First off, it's executing two SQL statements here. The first one grabs every single row in TPM_TASK
which is linked to that user, which is sometimes tens of thousands of rows:
SELECT
-- Columns
FROM TPMDBO.TPM_USERTASKS "Extent1"
INNER JOIN TPMDBO.TPM_TASK "Extent2" ON "Extent1".TASKID = "Extent2".TASKID
WHERE "Extent1".USERID = :EntityKeyValue1
This query takes about 18 seconds on users with lots of tasks. I would expect the WHERE clause to contain the STAGEID filters too, which would remove the majority of the rows.

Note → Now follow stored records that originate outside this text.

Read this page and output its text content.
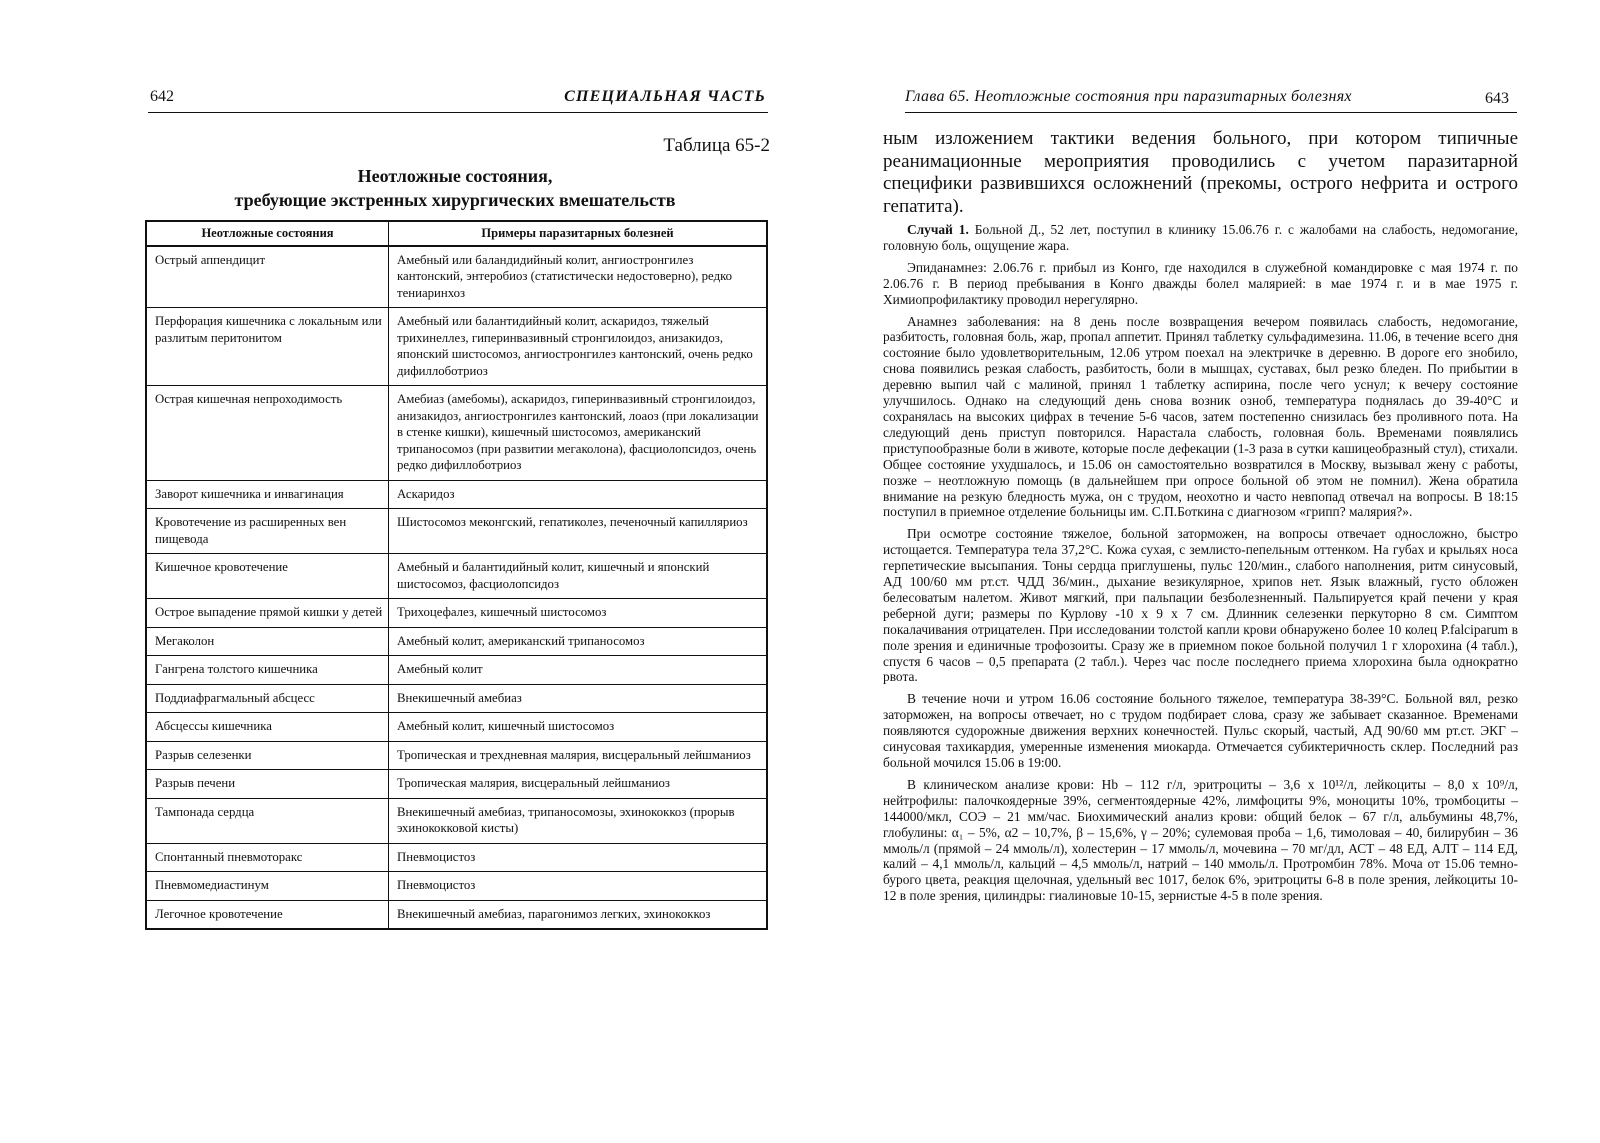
642	СПЕЦИАЛЬНАЯ ЧАСТЬ
Таблица 65-2
Неотложные состояния,
требующие экстренных хирургических вмешательств
Неотложные состояния	Примеры паразитарных болезней
Острый аппендицит	Амебный или баландидийный колит, ангиостронгилез кантонский, энтеробиоз (статистически недостоверно), редко тениаринхоз
Перфорация кишечника с локальным или разлитым перитонитом	Амебный или балантидийный колит, аскаридоз, тяжелый трихинеллез, гиперинвазивный стронгилоидоз, анизакидоз, японский шистосомоз, ангиостронгилез кантонский, очень редко дифиллоботриоз
Острая кишечная непроходимость	Амебиаз (амебомы), аскаридоз, гиперинвазивный стронгилоидоз, анизакидоз, ангиостронгилез кантонский, лоаоз (при локализации в стенке кишки), кишечный шистосомоз, американский трипаносомоз (при развитии мегаколона), фасциолопсидоз, очень редко дифиллоботриоз
Заворот кишечника и инвагинация	Аскаридоз
Кровотечение из расширенных вен пищевода	Шистосомоз меконгский, гепатиколез, печеночный капилляриоз
Кишечное кровотечение	Амебный и балантидийный колит, кишечный и японский шистосомоз, фасциолопсидоз
Острое выпадение прямой кишки у детей	Трихоцефалез, кишечный шистосомоз
Мегаколон	Амебный колит, американский трипаносомоз
Гангрена толстого кишечника	Амебный колит
Поддиафрагмальный абсцесс	Внекишечный амебиаз
Абсцессы кишечника	Амебный колит, кишечный шистосомоз
Разрыв селезенки	Тропическая и трехдневная малярия, висцеральный лейшманиоз
Разрыв печени	Тропическая малярия, висцеральный лейшманиоз
Тампонада сердца	Внекишечный амебиаз, трипаносомозы, эхинококкоз (прорыв эхинококковой кисты)
Спонтанный пневмоторакс	Пневмоцистоз
Пневмомедиастинум	Пневмоцистоз
Легочное кровотечение	Внекишечный амебиаз, парагонимоз легких, эхинококкоз
Глава 65. Неотложные состояния при паразитарных болезнях	643

ным изложением тактики ведения больного, при котором типичные реанимационные мероприятия проводились с учетом паразитарной специфики развившихся осложнений (прекомы, острого нефрита и острого гепатита).

Случай 1. Больной Д., 52 лет, поступил в клинику 15.06.76 г. с жалобами на слабость, недомогание, головную боль, ощущение жара.

Эпиданамнез: 2.06.76 г. прибыл из Конго, где находился в служебной командировке с мая 1974 г. по 2.06.76 г. В период пребывания в Конго дважды болел малярией: в мае 1974 г. и в мае 1975 г. Химиопрофилактику проводил нерегулярно.

Анамнез заболевания: на 8 день после возвращения вечером появилась слабость, недомогание, разбитость, головная боль, жар, пропал аппетит. Принял таблетку сульфадимезина. 11.06, в течение всего дня состояние было удовлетворительным, 12.06 утром поехал на электричке в деревню. В дороге его знобило, снова появились резкая слабость, разбитость, боли в мышцах, суставах, был резко бледен. По прибытии в деревню выпил чай с малиной, принял 1 таблетку аспирина, после чего уснул; к вечеру состояние улучшилось. Однако на следующий день снова возник озноб, температура поднялась до 39-40°С и сохранялась на высоких цифрах в течение 5-6 часов, затем постепенно снизилась без проливного пота. На следующий день приступ повторился. Нарастала слабость, головная боль. Временами появлялись приступообразные боли в животе, которые после дефекации (1-3 раза в сутки кашицеобразный стул), стихали. Общее состояние ухудшалось, и 15.06 он самостоятельно возвратился в Москву, вызывал жену с работы, позже – неотложную помощь (в дальнейшем при опросе больной об этом не помнил). Жена обратила внимание на резкую бледность мужа, он с трудом, неохотно и часто невпопад отвечал на вопросы. В 18:15 поступил в приемное отделение больницы им. С.П.Боткина с диагнозом «грипп? малярия?».

При осмотре состояние тяжелое, больной заторможен, на вопросы отвечает односложно, быстро истощается. Температура тела 37,2°С. Кожа сухая, с землисто-пепельным оттенком. На губах и крыльях носа герпетические высыпания. Тоны сердца приглушены, пульс 120/мин., слабого наполнения, ритм синусовый, АД 100/60 мм рт.ст. ЧДД 36/мин., дыхание везикулярное, хрипов нет. Язык влажный, густо обложен белесоватым налетом. Живот мягкий, при пальпации безболезненный. Пальпируется край печени у края реберной дуги; размеры по Курлову -10 х 9 х 7 см. Длинник селезенки перкуторно 8 см. Симптом покалачивания отрицателен. При исследовании толстой капли крови обнаружено более 10 колец P.falciparum в поле зрения и единичные трофозоиты. Сразу же в приемном покое больной получил 1 г хлорохина (4 табл.), спустя 6 часов – 0,5 препарата (2 табл.). Через час после последнего приема хлорохина была однократно рвота.

В течение ночи и утром 16.06 состояние больного тяжелое, температура 38-39°С. Больной вял, резко заторможен, на вопросы отвечает, но с трудом подбирает слова, сразу же забывает сказанное. Временами появляются судорожные движения верхних конечностей. Пульс скорый, частый, АД 90/60 мм рт.ст. ЭКГ – синусовая тахикардия, умеренные изменения миокарда. Отмечается субиктеричность склер. Последний раз больной мочился 15.06 в 19:00.

В клиническом анализе крови: Hb – 112 г/л, эритроциты – 3,6 х 10¹²/л, лейкоциты – 8,0 х 10⁹/л, нейтрофилы: палочкоядерные 39%, сегментоядерные 42%, лимфоциты 9%, моноциты 10%, тромбоциты – 144000/мкл, СОЭ – 21 мм/час. Биохимический анализ крови: общий белок – 67 г/л, альбумины 48,7%, глобулины: α₁ – 5%, α2 – 10,7%, β – 15,6%, γ – 20%; сулемовая проба – 1,6, тимоловая – 40, билирубин – 36 ммоль/л (прямой – 24 ммоль/л), холестерин – 17 ммоль/л, мочевина – 70 мг/дл, АСТ – 48 ЕД, АЛТ – 114 ЕД, калий – 4,1 ммоль/л, кальций – 4,5 ммоль/л, натрий – 140 ммоль/л. Протромбин 78%. Моча от 15.06 темно-бурого цвета, реакция щелочная, удельный вес 1017, белок 6%, эритроциты 6-8 в поле зрения, лейкоциты 10-12 в поле зрения, цилиндры: гиалиновые 10-15, зернистые 4-5 в поле зрения.
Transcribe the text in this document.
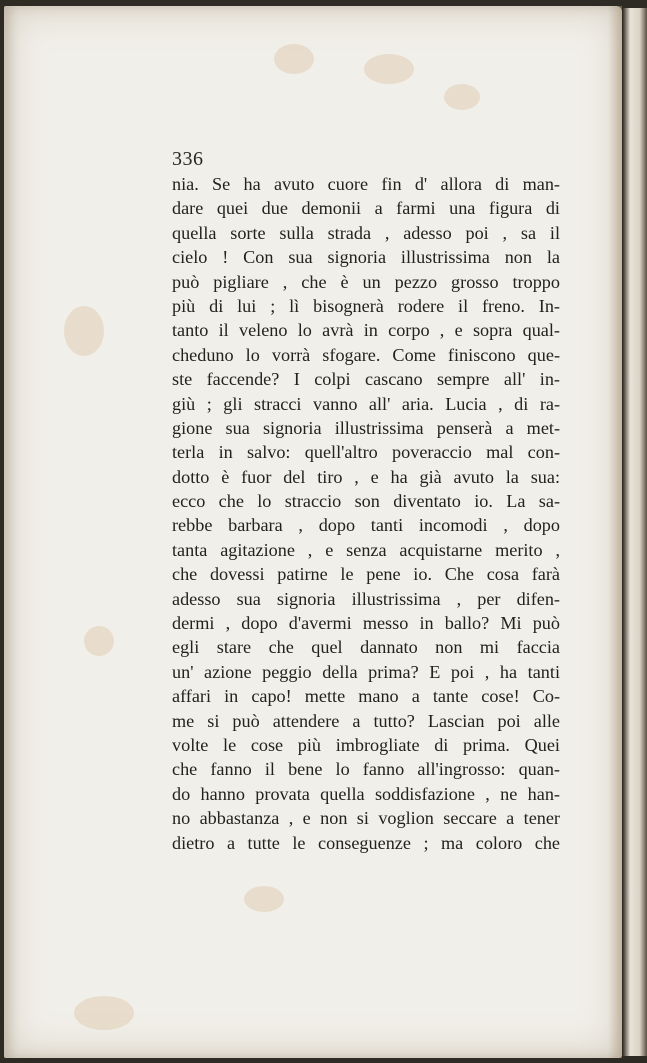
336
nia. Se ha avuto cuore fin d' allora di man-
dare quei due demonii a farmi una figura di
quella sorte sulla strada , adesso poi , sa il
cielo ! Con sua signoria illustrissima non la
può pigliare , che è un pezzo grosso troppo
più di lui ; lì bisognerà rodere il freno. In-
tanto il veleno lo avrà in corpo , e sopra qual-
cheduno lo vorrà sfogare. Come finiscono que-
ste faccende? I colpi cascano sempre all' in-
giù ; gli stracci vanno all' aria. Lucia , di ra-
gione sua signoria illustrissima penserà a met-
terla in salvo: quell'altro poveraccio mal con-
dotto è fuor del tiro , e ha già avuto la sua:
ecco che lo straccio son diventato io. La sa-
rebbe barbara , dopo tanti incomodi , dopo
tanta agitazione , e senza acquistarne merito ,
che dovessi patirne le pene io. Che cosa farà
adesso sua signoria illustrissima , per difen-
dermi , dopo d'avermi messo in ballo? Mi può
egli stare che quel dannato non mi faccia
un' azione peggio della prima? E poi , ha tanti
affari in capo! mette mano a tante cose! Co-
me si può attendere a tutto? Lascian poi alle
volte le cose più imbrogliate di prima. Quei
che fanno il bene lo fanno all'ingrosso: quan-
do hanno provata quella soddisfazione , ne han-
no abbastanza , e non si voglion seccare a tener
dietro a tutte le conseguenze ; ma coloro che
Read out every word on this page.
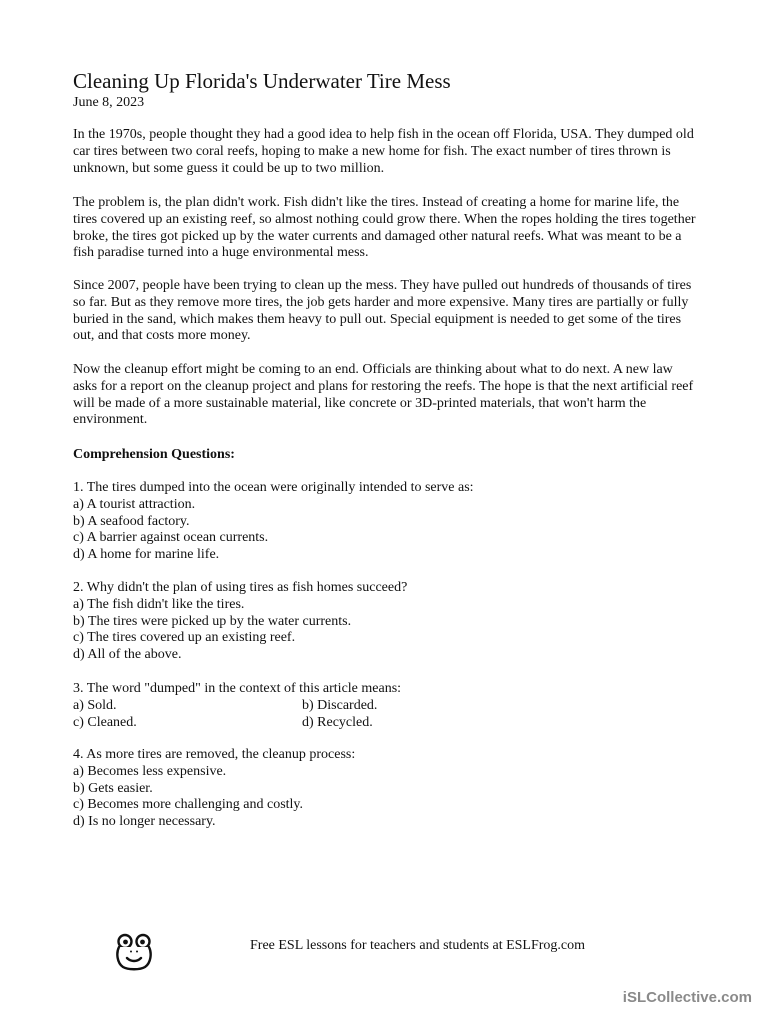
Cleaning Up Florida's Underwater Tire Mess
June 8, 2023
In the 1970s, people thought they had a good idea to help fish in the ocean off Florida, USA. They dumped old car tires between two coral reefs, hoping to make a new home for fish. The exact number of tires thrown is unknown, but some guess it could be up to two million.
The problem is, the plan didn't work. Fish didn't like the tires. Instead of creating a home for marine life, the tires covered up an existing reef, so almost nothing could grow there. When the ropes holding the tires together broke, the tires got picked up by the water currents and damaged other natural reefs. What was meant to be a fish paradise turned into a huge environmental mess.
Since 2007, people have been trying to clean up the mess. They have pulled out hundreds of thousands of tires so far. But as they remove more tires, the job gets harder and more expensive. Many tires are partially or fully buried in the sand, which makes them heavy to pull out. Special equipment is needed to get some of the tires out, and that costs more money.
Now the cleanup effort might be coming to an end. Officials are thinking about what to do next. A new law asks for a report on the cleanup project and plans for restoring the reefs. The hope is that the next artificial reef will be made of a more sustainable material, like concrete or 3D-printed materials, that won't harm the environment.
Comprehension Questions:
1. The tires dumped into the ocean were originally intended to serve as:
a) A tourist attraction.
b) A seafood factory.
c) A barrier against ocean currents.
d) A home for marine life.
2. Why didn't the plan of using tires as fish homes succeed?
a) The fish didn't like the tires.
b) The tires were picked up by the water currents.
c) The tires covered up an existing reef.
d) All of the above.
3. The word "dumped" in the context of this article means:
a) Sold.	b) Discarded.
c) Cleaned.	d) Recycled.
4. As more tires are removed, the cleanup process:
a) Becomes less expensive.
b) Gets easier.
c) Becomes more challenging and costly.
d) Is no longer necessary.
Free ESL lessons for teachers and students at ESLFrog.com
iSLCollective.com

Next, it seems to execute a new query for each TPM_PROJECTVERSION
pair in the list above:
SELECT
-- Columns
FROM TPMDBO.TPM_PROJECTVERSION "Extent1"
WHERE ("Extent1".PROJECTID = :EntityKeyValue1) AND ("Extent1".VERSIONID = :EntityKeyValue2)
Even though this query is fast, it's executed several hundred times if the user has tasks in a whole bunch of projects.
The query I would like to generate would look something like:
SELECT
-- Columns
FROM TPMDBO.TPM_USERTASKS "Extent1"
INNER JOIN TPMDBO.TPM_TASK "Extent2" ON "Extent1".TASKID = "Extent2".TASKID
INNER JOIN TPMDBO.TPM_PROJECTVERSION "Extent3" ON "Extent2".PROJECTID = "Extent3".PROJECTID AND "Extent2".VERSIONID = "Extent3".VERSIONID
WHERE "Extent1".USERID = 5 and "Extent2".STAGEID > 0 and "Extent2".STAGEID <> 3 and "Extent3".STAGEID <= 10
The query above would run in about 1 second. Normally, I could specify that JOIN
using the Include
method. However, this doesn't seem to work on properties. In other words, I can't do:
from t in user.TPM_TASK.Include("TPM_PROJECTVERSION")
Is there any way to optimize this LINQ statement? I'm using .NET4 and Oracle as the backend DB.
Solution:
This solution is based on Kirk's suggestions below, and works since context.TPM_USERTASK
cannot be queried directly:
var tasks = (from t in context.TPM_TASK.Include("TPM_PROJECTVERSION")
where t.TPM_USER.Any(y => y.USERID == UserId) &&
t.STAGEID > 0 && t.STAGEID != 3 && t.TPM_PROJECTVERSION.STAGEID <= 10
orderby t.DUEDATE, t.PROJECTID
select t);
It does result in a nested SELECT
rather than querying TPM_USERTASK
directly, but it seems fairly efficient none-the-less.